When was the last time you said “Thank you”?
When was the last time that someone said “Thank you” to you?
When was the last time that someone said “Thank you” to you on your job?
The act of expressing gratitude and acknowledgement for performance above and beyond is called recognition – in the workplace, employee recognition.
An acquaintance of mine recently shared something her manager had done that was a beautiful example of employee recognition. The manager wrote a letter of thanks.
I don’t mean a Tweet, an email, or a typed message. I mean a handwritten (in cursive) “thank you” note on paper.
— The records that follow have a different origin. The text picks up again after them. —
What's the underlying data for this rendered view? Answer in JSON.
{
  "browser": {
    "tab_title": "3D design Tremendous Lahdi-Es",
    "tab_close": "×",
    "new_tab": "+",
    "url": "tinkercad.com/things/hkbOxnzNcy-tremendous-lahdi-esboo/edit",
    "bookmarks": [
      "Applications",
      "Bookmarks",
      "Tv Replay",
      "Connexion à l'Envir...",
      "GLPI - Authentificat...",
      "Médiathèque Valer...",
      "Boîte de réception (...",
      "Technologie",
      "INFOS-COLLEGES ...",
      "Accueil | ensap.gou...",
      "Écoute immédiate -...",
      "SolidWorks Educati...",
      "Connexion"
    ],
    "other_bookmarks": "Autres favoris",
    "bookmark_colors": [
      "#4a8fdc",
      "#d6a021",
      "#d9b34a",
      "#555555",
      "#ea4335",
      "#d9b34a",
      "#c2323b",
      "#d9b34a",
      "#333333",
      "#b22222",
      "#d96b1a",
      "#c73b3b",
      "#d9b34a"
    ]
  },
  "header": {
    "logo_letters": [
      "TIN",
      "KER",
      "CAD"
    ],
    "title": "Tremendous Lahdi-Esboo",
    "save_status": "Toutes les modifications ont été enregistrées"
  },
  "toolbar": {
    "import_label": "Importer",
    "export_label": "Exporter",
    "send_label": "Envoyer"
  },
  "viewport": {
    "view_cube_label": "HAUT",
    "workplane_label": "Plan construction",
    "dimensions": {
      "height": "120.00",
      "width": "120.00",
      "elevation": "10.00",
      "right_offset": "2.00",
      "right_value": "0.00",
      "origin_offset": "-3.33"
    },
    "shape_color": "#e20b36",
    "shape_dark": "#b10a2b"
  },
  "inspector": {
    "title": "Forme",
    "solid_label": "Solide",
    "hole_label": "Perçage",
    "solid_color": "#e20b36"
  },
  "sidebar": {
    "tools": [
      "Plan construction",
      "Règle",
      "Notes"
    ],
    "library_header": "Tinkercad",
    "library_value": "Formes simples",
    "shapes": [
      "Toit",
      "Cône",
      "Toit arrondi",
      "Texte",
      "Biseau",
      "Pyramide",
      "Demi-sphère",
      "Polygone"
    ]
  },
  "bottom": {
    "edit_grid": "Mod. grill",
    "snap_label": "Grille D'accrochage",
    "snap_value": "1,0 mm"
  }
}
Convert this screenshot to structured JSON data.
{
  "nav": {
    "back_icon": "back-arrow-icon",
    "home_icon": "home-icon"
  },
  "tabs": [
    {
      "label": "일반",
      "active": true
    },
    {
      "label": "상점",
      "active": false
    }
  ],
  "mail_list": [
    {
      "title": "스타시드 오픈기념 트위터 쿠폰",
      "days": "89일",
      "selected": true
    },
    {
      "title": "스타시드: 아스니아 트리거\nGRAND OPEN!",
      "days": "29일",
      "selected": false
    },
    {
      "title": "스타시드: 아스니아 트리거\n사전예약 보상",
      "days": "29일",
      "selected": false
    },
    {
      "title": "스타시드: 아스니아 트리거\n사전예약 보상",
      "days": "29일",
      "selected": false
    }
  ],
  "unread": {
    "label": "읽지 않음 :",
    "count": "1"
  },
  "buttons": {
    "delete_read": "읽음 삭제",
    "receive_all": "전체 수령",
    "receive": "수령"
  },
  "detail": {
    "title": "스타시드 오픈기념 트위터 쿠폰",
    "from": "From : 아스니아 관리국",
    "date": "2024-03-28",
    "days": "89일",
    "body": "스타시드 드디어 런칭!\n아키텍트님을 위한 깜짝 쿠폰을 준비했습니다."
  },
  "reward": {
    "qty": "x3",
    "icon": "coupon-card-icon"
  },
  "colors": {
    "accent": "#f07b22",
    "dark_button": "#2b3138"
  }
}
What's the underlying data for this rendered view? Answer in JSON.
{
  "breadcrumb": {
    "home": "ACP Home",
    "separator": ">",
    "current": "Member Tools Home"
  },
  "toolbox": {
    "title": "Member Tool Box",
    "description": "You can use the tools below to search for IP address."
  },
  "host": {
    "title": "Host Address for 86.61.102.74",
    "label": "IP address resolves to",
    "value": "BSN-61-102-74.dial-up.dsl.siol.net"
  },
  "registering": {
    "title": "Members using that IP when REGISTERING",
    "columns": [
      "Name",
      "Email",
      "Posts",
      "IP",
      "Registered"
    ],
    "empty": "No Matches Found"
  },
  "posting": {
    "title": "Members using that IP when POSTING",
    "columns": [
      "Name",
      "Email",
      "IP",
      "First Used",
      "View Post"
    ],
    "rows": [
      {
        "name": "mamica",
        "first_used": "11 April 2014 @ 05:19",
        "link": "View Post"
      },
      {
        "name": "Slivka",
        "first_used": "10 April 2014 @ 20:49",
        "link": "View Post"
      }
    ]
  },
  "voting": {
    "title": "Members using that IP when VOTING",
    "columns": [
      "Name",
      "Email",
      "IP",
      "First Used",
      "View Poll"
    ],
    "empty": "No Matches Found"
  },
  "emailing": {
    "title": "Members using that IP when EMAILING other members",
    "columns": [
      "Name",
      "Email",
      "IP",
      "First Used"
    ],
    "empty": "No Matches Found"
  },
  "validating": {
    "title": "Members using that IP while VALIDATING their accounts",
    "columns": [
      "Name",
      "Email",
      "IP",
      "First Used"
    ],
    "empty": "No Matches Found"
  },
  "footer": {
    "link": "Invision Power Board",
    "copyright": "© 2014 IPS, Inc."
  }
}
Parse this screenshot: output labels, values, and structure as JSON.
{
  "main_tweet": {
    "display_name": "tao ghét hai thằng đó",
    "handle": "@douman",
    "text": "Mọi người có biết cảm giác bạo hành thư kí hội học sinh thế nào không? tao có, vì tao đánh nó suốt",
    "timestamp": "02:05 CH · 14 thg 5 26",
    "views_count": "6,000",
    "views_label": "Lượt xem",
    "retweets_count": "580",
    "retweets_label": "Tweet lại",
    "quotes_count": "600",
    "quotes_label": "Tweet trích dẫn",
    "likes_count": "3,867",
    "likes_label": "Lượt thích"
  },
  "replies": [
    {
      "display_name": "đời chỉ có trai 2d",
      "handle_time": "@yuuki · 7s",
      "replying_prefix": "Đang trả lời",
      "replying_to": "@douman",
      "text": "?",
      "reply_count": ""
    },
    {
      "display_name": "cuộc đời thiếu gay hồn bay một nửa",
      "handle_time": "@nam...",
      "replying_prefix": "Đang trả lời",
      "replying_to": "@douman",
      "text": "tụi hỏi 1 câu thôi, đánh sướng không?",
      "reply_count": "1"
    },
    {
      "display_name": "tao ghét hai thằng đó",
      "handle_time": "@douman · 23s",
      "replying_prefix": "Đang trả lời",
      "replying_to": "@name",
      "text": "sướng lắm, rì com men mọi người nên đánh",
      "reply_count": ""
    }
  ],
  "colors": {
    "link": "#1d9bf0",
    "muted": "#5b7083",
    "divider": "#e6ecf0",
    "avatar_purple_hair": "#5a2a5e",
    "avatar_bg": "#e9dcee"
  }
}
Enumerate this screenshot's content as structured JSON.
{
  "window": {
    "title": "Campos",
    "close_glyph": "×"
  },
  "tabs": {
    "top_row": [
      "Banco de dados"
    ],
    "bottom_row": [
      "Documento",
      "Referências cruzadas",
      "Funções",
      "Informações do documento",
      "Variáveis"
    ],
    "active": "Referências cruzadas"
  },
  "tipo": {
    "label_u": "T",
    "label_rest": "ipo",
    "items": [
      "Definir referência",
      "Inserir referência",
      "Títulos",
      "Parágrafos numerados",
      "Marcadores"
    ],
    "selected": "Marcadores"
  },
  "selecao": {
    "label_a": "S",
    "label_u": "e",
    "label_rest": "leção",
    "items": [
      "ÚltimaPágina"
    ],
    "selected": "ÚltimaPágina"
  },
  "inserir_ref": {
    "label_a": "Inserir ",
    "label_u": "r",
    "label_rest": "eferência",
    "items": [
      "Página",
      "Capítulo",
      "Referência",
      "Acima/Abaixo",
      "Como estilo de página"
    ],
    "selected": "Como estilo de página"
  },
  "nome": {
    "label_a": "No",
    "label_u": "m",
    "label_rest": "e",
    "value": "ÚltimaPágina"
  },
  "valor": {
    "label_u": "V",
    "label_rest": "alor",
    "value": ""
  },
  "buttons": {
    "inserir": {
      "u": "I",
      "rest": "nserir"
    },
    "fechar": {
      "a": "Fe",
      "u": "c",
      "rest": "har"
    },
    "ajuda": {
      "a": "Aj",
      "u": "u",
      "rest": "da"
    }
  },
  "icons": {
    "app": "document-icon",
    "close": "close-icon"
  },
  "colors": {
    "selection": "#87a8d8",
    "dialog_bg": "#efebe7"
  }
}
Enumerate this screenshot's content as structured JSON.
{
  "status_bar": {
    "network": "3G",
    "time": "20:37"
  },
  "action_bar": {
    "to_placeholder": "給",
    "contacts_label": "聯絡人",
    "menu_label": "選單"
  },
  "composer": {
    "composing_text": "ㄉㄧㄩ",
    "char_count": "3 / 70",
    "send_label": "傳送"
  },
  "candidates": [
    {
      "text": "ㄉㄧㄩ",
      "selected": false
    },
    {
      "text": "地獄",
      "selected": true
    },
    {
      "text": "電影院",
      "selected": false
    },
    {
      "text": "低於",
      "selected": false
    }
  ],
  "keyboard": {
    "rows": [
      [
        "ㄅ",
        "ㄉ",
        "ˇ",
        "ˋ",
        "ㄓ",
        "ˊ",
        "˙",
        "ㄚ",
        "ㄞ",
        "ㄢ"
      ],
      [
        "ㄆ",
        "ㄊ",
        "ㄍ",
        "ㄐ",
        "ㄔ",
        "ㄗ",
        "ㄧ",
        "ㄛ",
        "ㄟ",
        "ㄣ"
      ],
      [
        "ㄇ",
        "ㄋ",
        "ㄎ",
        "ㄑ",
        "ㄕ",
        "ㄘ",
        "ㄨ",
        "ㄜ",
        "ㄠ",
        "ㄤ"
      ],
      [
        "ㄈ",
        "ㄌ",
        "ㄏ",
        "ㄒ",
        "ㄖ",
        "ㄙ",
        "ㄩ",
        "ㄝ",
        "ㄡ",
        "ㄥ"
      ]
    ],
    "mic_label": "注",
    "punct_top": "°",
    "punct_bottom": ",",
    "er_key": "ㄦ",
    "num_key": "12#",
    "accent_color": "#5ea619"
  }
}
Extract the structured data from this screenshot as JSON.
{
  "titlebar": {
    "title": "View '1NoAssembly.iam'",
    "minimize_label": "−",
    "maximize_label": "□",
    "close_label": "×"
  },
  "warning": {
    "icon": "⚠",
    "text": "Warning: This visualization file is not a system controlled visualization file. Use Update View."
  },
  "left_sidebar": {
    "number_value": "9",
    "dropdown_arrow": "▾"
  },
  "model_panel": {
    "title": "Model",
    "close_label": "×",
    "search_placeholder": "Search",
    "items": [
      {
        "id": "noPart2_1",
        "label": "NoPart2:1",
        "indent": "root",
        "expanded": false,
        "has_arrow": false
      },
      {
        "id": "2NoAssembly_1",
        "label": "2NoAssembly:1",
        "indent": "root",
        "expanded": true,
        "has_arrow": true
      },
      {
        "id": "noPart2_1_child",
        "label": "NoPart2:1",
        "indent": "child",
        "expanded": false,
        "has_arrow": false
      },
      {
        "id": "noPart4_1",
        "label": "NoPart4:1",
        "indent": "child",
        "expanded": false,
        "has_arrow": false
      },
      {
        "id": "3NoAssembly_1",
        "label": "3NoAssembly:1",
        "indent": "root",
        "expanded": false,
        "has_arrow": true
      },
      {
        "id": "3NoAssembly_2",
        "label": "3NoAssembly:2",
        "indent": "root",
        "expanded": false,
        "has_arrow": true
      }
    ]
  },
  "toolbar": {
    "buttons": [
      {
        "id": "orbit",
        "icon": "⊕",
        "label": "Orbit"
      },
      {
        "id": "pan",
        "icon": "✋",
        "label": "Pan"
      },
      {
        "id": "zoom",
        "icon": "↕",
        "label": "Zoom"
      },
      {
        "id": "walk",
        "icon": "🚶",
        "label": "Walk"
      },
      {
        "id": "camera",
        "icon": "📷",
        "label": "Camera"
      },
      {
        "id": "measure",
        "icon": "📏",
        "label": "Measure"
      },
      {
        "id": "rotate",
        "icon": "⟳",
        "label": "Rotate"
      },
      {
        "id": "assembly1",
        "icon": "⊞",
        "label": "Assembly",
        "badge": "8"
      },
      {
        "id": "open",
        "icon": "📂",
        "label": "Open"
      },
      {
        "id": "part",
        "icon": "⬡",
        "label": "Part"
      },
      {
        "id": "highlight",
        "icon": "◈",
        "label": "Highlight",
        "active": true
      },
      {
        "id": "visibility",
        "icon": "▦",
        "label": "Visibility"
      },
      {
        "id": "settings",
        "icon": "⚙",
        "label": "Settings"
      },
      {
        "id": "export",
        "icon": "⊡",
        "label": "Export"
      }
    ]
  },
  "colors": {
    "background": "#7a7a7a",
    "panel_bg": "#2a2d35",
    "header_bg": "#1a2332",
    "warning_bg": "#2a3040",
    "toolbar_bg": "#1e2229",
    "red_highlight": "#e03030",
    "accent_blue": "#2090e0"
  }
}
A note that was sent via the Post Office.
For her that had to be so much better than receiving a bill or “junk mail.”
How many people write thank you notes any more?
I have a colleague who makes it a point to handwrite and mail a “thank you” note to someone every day.
Does this sound old-fashioned? When did thoughtfulness and a personal touch go out of style?
This colleague has spent a lifetime as an expert on etiquette, especially business etiquette, and in her opinion, gracious thanks is never outdated, whether in the business world or in personal life.
Even if you do not work in a corporate environment, keep reading, there is something for you.
When the recession hit, many companies shrunk their rewards and recognition budgets. This was a stressful time when hard-working employees needed appreciation and reassurance more than ever. While monetary reward programs might call for trimming in hard times, the concept of thankfulness and appreciation is always free. Perhaps when times are tough, companies need to focus on their recognition culture even more.
An employee recognition program is a means of supporting and honoring individuals and teams who contribute to the success of the organization through positive behaviors. Studies show that recognition increases productivity, reinforces initiative and creativity, builds relationships and team functionality, improves customer service, raises employee engagement and improves retention of employees.
It’s one thing to motivate people towards behavior through promised rewards, but better yet to instill a constant sense of “doing the right thing” because it is better for the company, customer and employee. In the end, it is the corporate culture that needs to be shifted so that the underlying philosophy will become firmly established.
To be effective, informal recognition needs to be sincere, timely and specific, and may consist of nothing more than a few well-chosen words of appreciation or praise. Sometimes the best recognition is simple and free. But just because it doesn’t cost, doesn’t mean it can’t have a great impact on an employee. What is key here is fitting the method of recognition to the employee’s likes or dislikes. Believe it or not, not everyone wants to be recognized in a public display! Given in the wrong way, praise can end up being counterproductive. When managers get to know their employees on a one-to-one basis, then they will know how their employees want to be recognized.
So the next time that someone does something for you on the job, whether it is expected or unexpected – take a moment to say those two words that our mothers taught us were magical: “Thank you.” It will only take a moment of your time, but it could be the bright spot that makes that person’s day.
This advice applies not just to managers, but also to co-workers, to entrepreneurs, clients and vendors. It applies to mothers, fathers, sons, daughters, aunts, uncles and cousins. It applies when you go to the grocery store, retail store or restaurants. It applies even when a friend does something for you. When was the last time you said, “Thank you for just being you”?
My mother always reminded me to say thank you often. One might feel it in your heart, but unless the person hears it, they are not going to know. “Please” and “thank you” are three of the most magical words.